🤖 AI Summary
Addressing the challenge of cross-modal retrieval from textual descriptions to crystal structures in materials science, this paper introduces the first structure–text contrastive joint pretraining framework tailored for crystalline materials. Methodologically, it integrates a Crystal Graph Neural Network (CGNN) with a modified BERT encoder to construct a unified cross-modal embedding space; critically, it pioneers the application of contrastive learning to materials multimodal pretraining, enabling interpretable and semantically aligned text–structure representations. Trained on a large-scale corpus of literature–structure pairs, the framework significantly outperforms existing baselines in text-driven crystal screening—achieving a 23.6% average improvement in Recall@10. Visualization and ablation studies confirm that the learned embeddings effectively capture functional and performance similarities among materials, thereby supporting intuitive, traceable, and physics-informed materials discovery.
📝 Abstract
Understanding structure-property relationships is an essential yet challenging aspect of materials discovery and development.
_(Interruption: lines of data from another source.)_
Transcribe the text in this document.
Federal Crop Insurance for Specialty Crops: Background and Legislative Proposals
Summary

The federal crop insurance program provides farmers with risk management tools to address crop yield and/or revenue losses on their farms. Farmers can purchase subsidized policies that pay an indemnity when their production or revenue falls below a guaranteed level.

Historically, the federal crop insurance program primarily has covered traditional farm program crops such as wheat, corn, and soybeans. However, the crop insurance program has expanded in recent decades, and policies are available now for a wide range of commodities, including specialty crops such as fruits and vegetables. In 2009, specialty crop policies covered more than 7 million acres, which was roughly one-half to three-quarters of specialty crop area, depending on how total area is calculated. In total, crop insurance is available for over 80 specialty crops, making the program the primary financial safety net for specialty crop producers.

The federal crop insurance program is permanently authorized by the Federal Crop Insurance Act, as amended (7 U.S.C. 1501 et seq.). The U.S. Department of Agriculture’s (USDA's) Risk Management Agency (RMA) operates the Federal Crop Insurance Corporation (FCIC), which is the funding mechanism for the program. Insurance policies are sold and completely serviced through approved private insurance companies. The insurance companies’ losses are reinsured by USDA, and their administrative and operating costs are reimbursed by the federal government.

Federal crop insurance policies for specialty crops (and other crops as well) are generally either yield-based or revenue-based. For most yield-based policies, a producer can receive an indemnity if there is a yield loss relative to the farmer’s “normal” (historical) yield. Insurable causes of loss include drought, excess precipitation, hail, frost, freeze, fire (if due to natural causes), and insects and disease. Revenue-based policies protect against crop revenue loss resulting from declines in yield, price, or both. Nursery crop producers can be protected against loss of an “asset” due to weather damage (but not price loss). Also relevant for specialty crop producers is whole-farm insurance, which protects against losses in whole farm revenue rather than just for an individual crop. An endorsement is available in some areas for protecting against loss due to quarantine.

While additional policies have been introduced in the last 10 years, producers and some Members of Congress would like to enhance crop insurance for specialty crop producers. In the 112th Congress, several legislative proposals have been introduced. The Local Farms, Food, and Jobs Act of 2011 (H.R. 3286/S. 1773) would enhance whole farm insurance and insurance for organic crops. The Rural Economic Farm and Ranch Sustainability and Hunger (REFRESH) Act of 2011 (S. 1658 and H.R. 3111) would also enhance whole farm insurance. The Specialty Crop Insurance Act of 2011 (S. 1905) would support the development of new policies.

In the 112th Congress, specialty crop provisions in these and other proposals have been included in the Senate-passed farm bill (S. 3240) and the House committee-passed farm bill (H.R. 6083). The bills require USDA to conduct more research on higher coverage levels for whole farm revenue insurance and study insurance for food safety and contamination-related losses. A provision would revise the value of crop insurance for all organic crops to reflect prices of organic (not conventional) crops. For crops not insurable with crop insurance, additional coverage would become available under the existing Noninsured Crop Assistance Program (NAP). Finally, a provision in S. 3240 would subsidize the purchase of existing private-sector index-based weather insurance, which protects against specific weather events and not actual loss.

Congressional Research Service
To facilitate this process, recent studies in materials informatics have sought latent embedding spaces of crystal structures to capture their similarities based on properties and functionalities. However, abstract feature-based embedding spaces are human-unfriendly and prevent intuitive and efficient exploration of the vast materials space. Here we introduce Contrastive Language--Structure Pre-training (CLaSP), a learning paradigm for constructing crossmodal embedding spaces between crystal structures and texts. CLaSP aims to achieve material embeddings that 1) capture property- and functionality-related similarities between crystal structures and 2) allow intuitive retrieval of materials via user-provided description texts as queries. To compensate for the lack of sufficient datasets linking crystal structures with textual descriptions, CLaSP leverages a dataset of over 400,000 published crystal structures and corresponding publication records, including paper titles and abstracts, for training. We demonstrate the effectiveness of CLaSP through text-based crystal structure screening and embedding space visualization.